Earthquake in Turkey

The 1969 Alaşehir earthquake occurred on March 28 at 03:48 local time near the city of Alaşehir in Turkey's Manisa Province. The 6.8 earthquake struck at 10 km depth. It had a MSK 64 intensity of VIII (Destructive). At least 53 people were killed in the earthquake.

==Tectonic setting==
The Alaşehir region is dominated by extensional faulting in the young sedimentary layers. Extension accommodated by normal faults cause uplift in the land, forming graben features. Earthquakes in this region have pure normal dip-slip mechanism with no strike-slip components. These earthquakes occur along faults that are parallel to the grabens. Faults in the area have a dip angle of 30–60° and extend down to 12 km beneath the surface.

==Earthquake==
The earthquake occurred in the Alaşehir Valley where normal faulting was the mechanism; occurring along a northwest–southeast striking, northeast dipping plane. Surface ruptures developed in the valley where the earthquake occurred. At least six surface ruptures were traced uninterrupted for long distances. The longest rupture was measured more than 12 km long. The total length of measured surface rupture was 30–36 km; extending from Dereköy, through Alaşehir and terminating at Doğuşlar. An average surface offset of 20 cm was measured. However the measurement was recorded a week after the event hence aseismic creep may have occurred and contaminated actual coseismic offset measurements.
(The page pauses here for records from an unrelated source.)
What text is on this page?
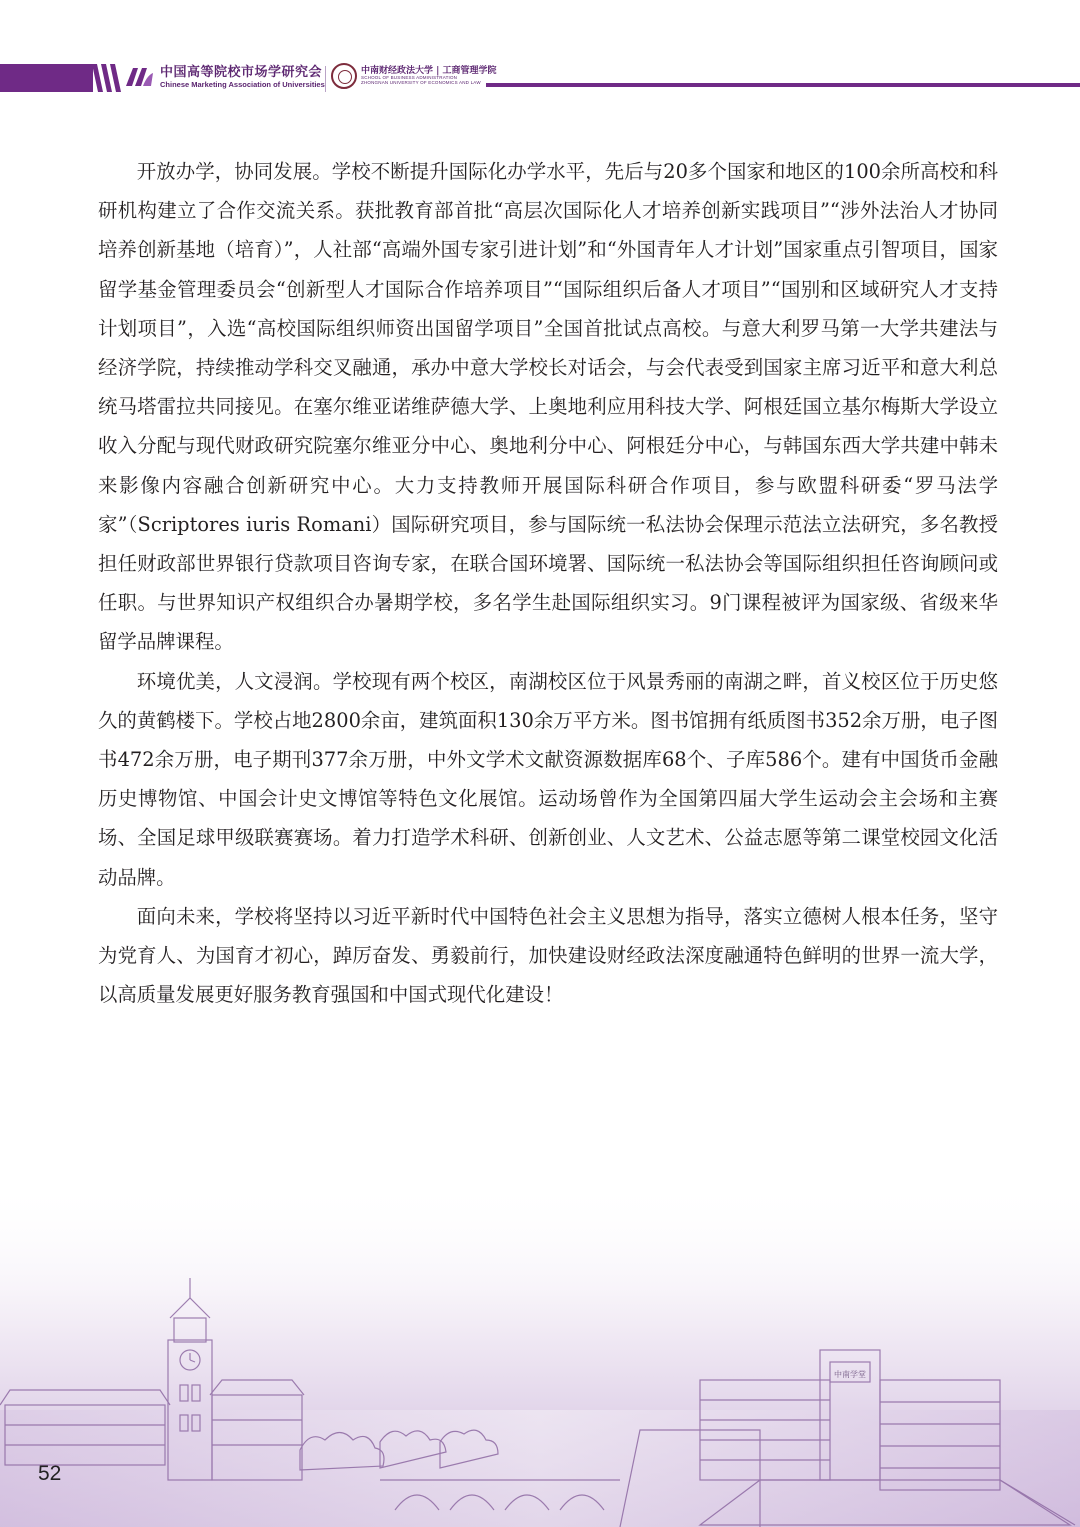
中国高等院校市场学研究会
Chinese Marketing Association of Universities
中南财经政法大学 | 工商管理学院
SCHOOL OF BUSINESS ADMINISTRATION
ZHONGNAN UNIVERSITY OF ECONOMICS AND LAW

开放办学，协同发展。学校不断提升国际化办学水平，先后与20多个国家和地区的100余所高校和科研机构建立了合作交流关系。获批教育部首批“高层次国际化人才培养创新实践项目”“涉外法治人才协同培养创新基地（培育）”，人社部“高端外国专家引进计划”和“外国青年人才计划”国家重点引智项目，国家留学基金管理委员会“创新型人才国际合作培养项目”“国际组织后备人才项目”“国别和区域研究人才支持计划项目”，入选“高校国际组织师资出国留学项目”全国首批试点高校。与意大利罗马第一大学共建法与经济学院，持续推动学科交叉融通，承办中意大学校长对话会，与会代表受到国家主席习近平和意大利总统马塔雷拉共同接见。在塞尔维亚诺维萨德大学、上奥地利应用科技大学、阿根廷国立基尔梅斯大学设立收入分配与现代财政研究院塞尔维亚分中心、奥地利分中心、阿根廷分中心，与韩国东西大学共建中韩未来影像内容融合创新研究中心。大力支持教师开展国际科研合作项目，参与欧盟科研委“罗马法学家”（Scriptores iuris Romani）国际研究项目，参与国际统一私法协会保理示范法立法研究，多名教授担任财政部世界银行贷款项目咨询专家，在联合国环境署、国际统一私法协会等国际组织担任咨询顾问或任职。与世界知识产权组织合办暑期学校，多名学生赴国际组织实习。9门课程被评为国家级、省级来华留学品牌课程。

环境优美，人文浸润。学校现有两个校区，南湖校区位于风景秀丽的南湖之畔，首义校区位于历史悠久的黄鹤楼下。学校占地2800余亩，建筑面积130余万平方米。图书馆拥有纸质图书352余万册，电子图书472余万册，电子期刊377余万册，中外文学术文献资源数据库68个、子库586个。建有中国货币金融历史博物馆、中国会计史文博馆等特色文化展馆。运动场曾作为全国第四届大学生运动会主会场和主赛场、全国足球甲级联赛赛场。着力打造学术科研、创新创业、人文艺术、公益志愿等第二课堂校园文化活动品牌。

面向未来，学校将坚持以习近平新时代中国特色社会主义思想为指导，落实立德树人根本任务，坚守为党育人、为国育才初心，踔厉奋发、勇毅前行，加快建设财经政法深度融通特色鲜明的世界一流大学，以高质量发展更好服务教育强国和中国式现代化建设！

中南学堂
52
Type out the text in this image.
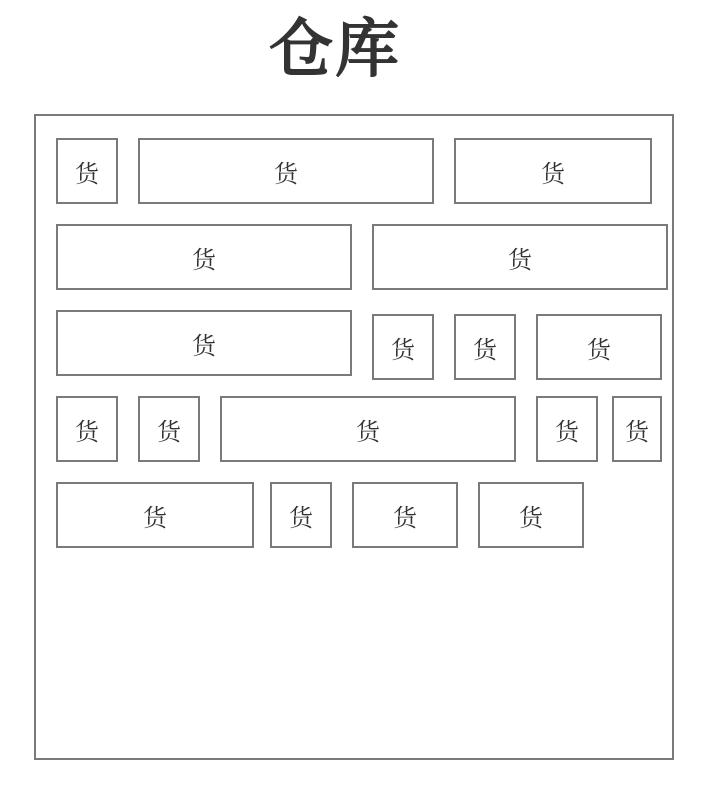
仓库
货	货	货
货	货
货	货	货	货
货	货	货	货	货
货	货	货	货
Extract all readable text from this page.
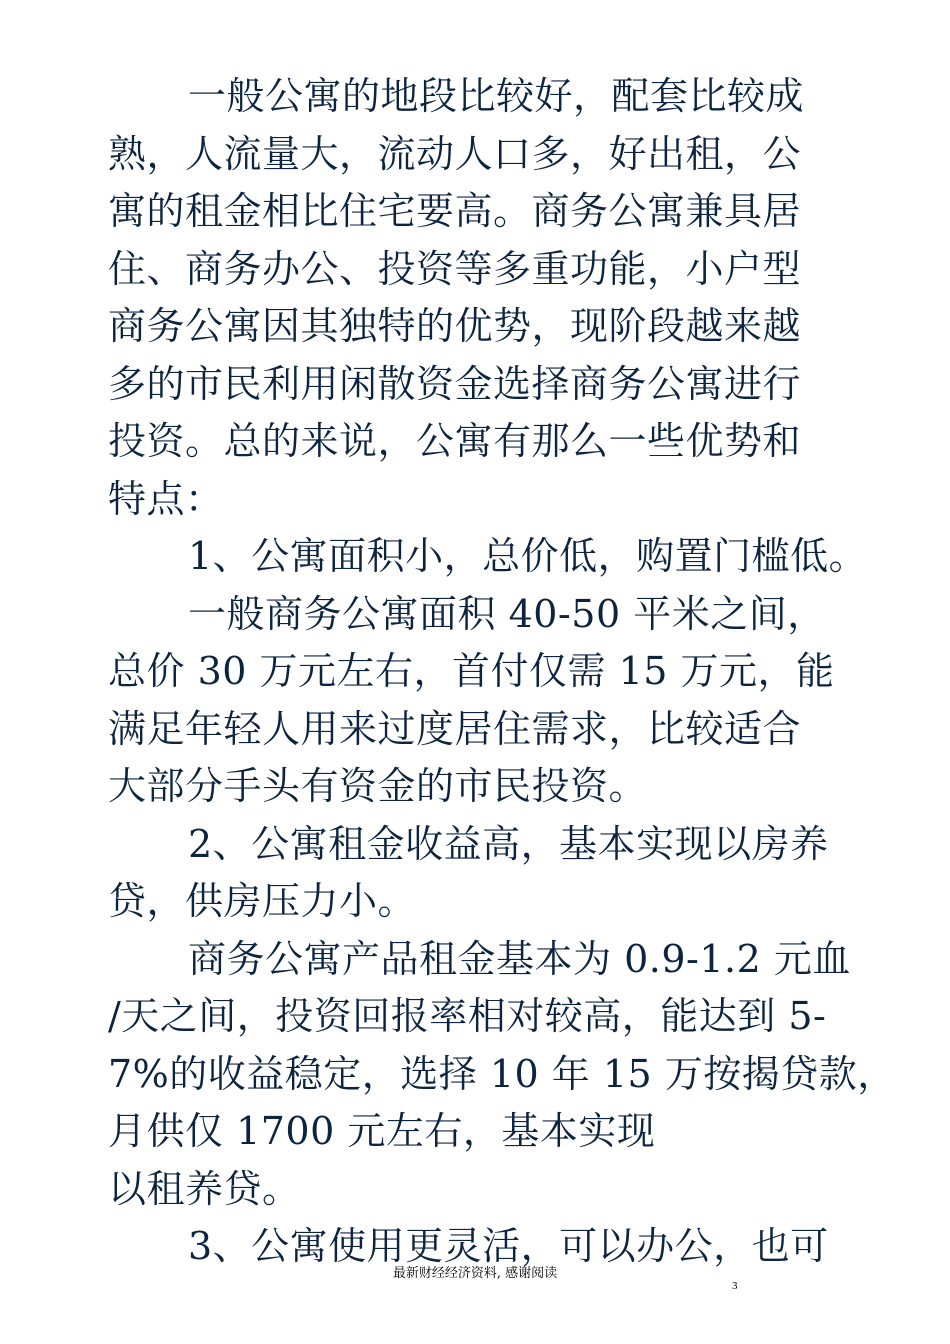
一般公寓的地段比较好，配套比较成
熟，人流量大，流动人口多，好出租，公
寓的租金相比住宅要高。商务公寓兼具居
住、商务办公、投资等多重功能，小户型
商务公寓因其独特的优势，现阶段越来越
多的市民利用闲散资金选择商务公寓进行
投资。总的来说，公寓有那么一些优势和
特点：
1、公寓面积小，总价低，购置门槛低。
一般商务公寓面积 40-50 平米之间，
总价 30 万元左右，首付仅需 15 万元，能
满足年轻人用来过度居住需求，比较适合
大部分手头有资金的市民投资。
2、公寓租金收益高，基本实现以房养
贷，供房压力小。
商务公寓产品租金基本为 0.9-1.2 元血
/天之间，投资回报率相对较高，能达到 5-
7%的收益稳定，选择 10 年 15 万按揭贷款，
月供仅 1700 元左右，基本实现
以租养贷。
3、公寓使用更灵活，可以办公，也可
最新财经经济资料, 感谢阅读
3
An intense aftershock sequence followed the mainshock. One of these aftershocks was recorded 4.6. Felt report of aftershocks by locals have been debunked as separate seismic activity in Demirci, where another severe earthquake occurred on March 23.

==Impact==
At least 53 people died. Land failure and landslides on the slopes of the valleys contributed to heavy damage. Many small villages suffered great destruction. At least 3,072 buildings were damaged or destroyed. The Demirköprü Dam however, was undamaged.